La flatterie se manifeste par une tendance à adopter un comportement excessivement agréable, accommodant et complaisant envers les autres. Selon Clayton, il s’agit d’une stratégie inconsciente de survie, visant à désamorcer les menaces potentielles en s’adaptant aux besoins et aux humeurs d’autrui. Elle souligne que cette réaction pourrait être la plus courante des réponses traumatiques, et pourtant, elle a reçu relativement peu d’attention dans le domaine de la recherche.
« Sans la sécurité de notre réponse de flatterie, nous sommes convaincus que quelque chose de terrible va certainement se produire et nous n’avons aucune protection contre cela. Ainsi, nous fauverons à nouveau », explique Clayton, révélant ainsi la profondeur de l’angoisse qui motive ce comportement. Elle décrit la flatterie comme un processus complexe, impliquant une évaluation constante de l’environnement et une analyse minutieuse des signaux sociaux.
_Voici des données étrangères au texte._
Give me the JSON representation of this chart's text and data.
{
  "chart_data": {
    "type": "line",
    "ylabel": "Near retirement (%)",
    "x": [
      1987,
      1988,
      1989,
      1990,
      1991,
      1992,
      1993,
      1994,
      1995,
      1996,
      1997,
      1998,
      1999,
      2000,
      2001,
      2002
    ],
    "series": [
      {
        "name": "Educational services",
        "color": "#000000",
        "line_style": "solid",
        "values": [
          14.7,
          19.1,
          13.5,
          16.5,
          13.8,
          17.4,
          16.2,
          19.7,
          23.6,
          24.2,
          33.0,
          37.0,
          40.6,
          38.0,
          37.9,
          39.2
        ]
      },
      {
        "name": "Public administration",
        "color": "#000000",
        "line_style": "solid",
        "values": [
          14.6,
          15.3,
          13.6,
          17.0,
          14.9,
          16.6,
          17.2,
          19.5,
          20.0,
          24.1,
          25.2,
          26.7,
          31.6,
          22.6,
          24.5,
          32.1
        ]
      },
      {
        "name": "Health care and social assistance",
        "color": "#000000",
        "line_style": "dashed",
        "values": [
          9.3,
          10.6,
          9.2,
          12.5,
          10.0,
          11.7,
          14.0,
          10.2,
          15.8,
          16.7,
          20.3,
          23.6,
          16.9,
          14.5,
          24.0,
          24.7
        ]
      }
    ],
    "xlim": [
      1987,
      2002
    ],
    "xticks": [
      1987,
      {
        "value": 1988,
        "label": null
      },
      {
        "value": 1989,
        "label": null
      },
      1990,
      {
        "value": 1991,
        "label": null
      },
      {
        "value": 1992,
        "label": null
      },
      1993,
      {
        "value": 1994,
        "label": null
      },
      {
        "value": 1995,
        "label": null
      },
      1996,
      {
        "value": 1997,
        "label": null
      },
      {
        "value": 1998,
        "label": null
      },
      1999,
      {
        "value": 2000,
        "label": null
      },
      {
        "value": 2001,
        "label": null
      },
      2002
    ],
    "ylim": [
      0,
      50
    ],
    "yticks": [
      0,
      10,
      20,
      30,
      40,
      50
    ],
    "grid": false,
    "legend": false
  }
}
Il s’agit de percevoir les moindres changements d’humeur, d’anticiper les réactions et de s’adapter en conséquence, une véritable « métamorphose psychologique ».
L’auteure insiste sur la difficulté de cerner et de décrire la flatterie, en raison de sa nature insaisissable et de sa capacité à prendre différentes formes. Pourtant, elle avance des arguments convaincants pour la considérer comme un élément essentiel de la compréhension du traumatisme et plaide pour des recherches plus poussées sur ce phénomène psychologique émergent. Son approche, à la fois rigoureuse et empreinte d’une profonde humanité, promet de faire réfléchir les lecteurs et les professionnels de la santé mentale.
Paul D’Alton, psychologue clinicien universitaire, salue l’ouvrage d’Ingrid Clayton comme une contribution importante à la compréhension des mécanismes de survie psychologique.